Así, transformadas en sujeto de sociedad (el correctista dice: sujetos “sociales” o “históricos”), las mujeres concretamente maltratadas se encuentran generalizadas y abstractizadas por aquellos o aquellas que pretenden tomar su defensa, pero solamente a condición de poner encima de cada una de ellas un concepto que las domina y las engloba, y que incluso las absorbe al punto de hacerlas desaparecer: el grupo al cual ellas pertenecen. Para cerrar el asunto, el correctista advierte que cualquier otra actitud con respecto a los dramas de la violencia conyugal “se emparentaría con el negacionismo”. Y, acto seguido, exige que en el futuro, por cada caso de “violencia sexista”, se solicite la actuación inmediata de una u otra de esas “asociaciones comunitarias” de presión y de persecución, las únicas capaces de hacer resurgir la “dimensión colectiva del acto”. Puede igualmente sugerir la creación de algunas “categorías penales”, tan novedosas como delectables.
Lo “políticamente correcto” es la expresión frígida del nuevo mundo muerto, y ya se ha vuelto casi imposible evidenciarle el horror a la humanidad actual, y de hacerle saber que podría prescindir de él.
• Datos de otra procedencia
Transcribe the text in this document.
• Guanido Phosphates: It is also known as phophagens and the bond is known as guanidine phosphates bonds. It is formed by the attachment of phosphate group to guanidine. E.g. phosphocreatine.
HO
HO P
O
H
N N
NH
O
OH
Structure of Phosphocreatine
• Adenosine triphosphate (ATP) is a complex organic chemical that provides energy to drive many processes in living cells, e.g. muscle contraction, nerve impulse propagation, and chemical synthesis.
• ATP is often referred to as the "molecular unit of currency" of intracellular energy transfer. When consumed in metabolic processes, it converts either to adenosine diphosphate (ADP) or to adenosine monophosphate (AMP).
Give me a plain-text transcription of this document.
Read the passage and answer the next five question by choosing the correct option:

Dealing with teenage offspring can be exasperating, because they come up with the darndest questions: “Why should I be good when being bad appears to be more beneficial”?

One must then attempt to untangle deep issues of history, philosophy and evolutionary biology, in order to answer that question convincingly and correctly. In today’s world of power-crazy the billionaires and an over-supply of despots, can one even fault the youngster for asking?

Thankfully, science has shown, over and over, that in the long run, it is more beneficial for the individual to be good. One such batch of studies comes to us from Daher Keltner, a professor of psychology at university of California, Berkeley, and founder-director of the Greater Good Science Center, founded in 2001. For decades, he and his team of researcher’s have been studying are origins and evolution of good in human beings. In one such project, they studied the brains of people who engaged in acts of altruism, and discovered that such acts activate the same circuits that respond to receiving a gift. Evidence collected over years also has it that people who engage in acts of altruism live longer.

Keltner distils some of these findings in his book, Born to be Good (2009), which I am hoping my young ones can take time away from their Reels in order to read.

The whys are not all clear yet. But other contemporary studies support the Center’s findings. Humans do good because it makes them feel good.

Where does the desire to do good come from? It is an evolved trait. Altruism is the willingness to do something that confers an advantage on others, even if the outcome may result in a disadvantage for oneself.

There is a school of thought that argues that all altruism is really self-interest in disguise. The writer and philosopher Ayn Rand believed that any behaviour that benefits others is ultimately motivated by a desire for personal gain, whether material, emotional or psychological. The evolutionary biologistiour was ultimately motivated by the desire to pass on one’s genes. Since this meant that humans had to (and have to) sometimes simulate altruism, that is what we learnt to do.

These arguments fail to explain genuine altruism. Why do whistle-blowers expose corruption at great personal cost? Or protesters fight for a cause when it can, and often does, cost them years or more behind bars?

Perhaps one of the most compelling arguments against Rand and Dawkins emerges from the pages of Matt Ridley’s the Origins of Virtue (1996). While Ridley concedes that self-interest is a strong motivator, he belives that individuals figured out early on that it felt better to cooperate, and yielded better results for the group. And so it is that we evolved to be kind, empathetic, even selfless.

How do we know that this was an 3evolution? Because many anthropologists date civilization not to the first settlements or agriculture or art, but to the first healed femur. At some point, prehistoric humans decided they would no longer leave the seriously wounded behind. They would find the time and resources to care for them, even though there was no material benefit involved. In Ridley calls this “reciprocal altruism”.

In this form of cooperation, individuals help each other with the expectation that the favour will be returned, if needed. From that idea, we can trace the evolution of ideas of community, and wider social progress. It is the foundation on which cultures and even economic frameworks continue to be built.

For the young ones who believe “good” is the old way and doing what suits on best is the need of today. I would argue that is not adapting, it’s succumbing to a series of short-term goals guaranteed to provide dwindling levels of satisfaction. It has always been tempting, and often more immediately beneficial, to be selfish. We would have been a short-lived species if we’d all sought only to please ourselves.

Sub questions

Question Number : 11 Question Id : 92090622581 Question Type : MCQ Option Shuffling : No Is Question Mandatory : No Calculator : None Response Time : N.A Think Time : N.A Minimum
No se lucha frontalmente contra una iniciativa de esa índole. Sobre todo porque los peores correctistas, mientras imponen su terror higiénico, se autoproclaman en su mayoría “políticamente incorrectos” (o “subversivos”, o “rebeldes”, o “iconoclastas”, etc.) y se ponen del lado, en sus más sombríos complots contra el resto de la especie humana, de la “libertad de pensamiento”, que dicen amenazada. Así, todo el mundo se declara al mismo tiempo “incorrecto”, y el peor de los errores sería buscar encarnar, frente a este desastre, una postura a contracorriente, o pretender ser el retorno de lo reprimido de la situación dominante. La trampa de lo políticamente abyecto, tendida por las nuevas Erinias de lo “políticamente correcto”, sólo espera esta ocasión para cerrarse sobre cualquiera que tenga la ingenuidad de ponerse del lado de lo “anti-políticamente correcto” verdadero en oposición a lo “anti-políticamente correcto” estampillado de los correctistas oficiales.
Es la misma realidad de lo políticamente correcto como de lo políticamente abyecto lo que hay que rechazar. Es la creencia en lo políticamente correcto como en lo políticamente abyecto lo que hay que desinflar, como un único globo lleno de mentiras de diversos orígenes. Es la abstracción en la que las mentiras prosperan lo que hay que desenmascarar. Es su doble comedia, tan representativa de este tiempo sin risa, lo que hay que demoler con la risa.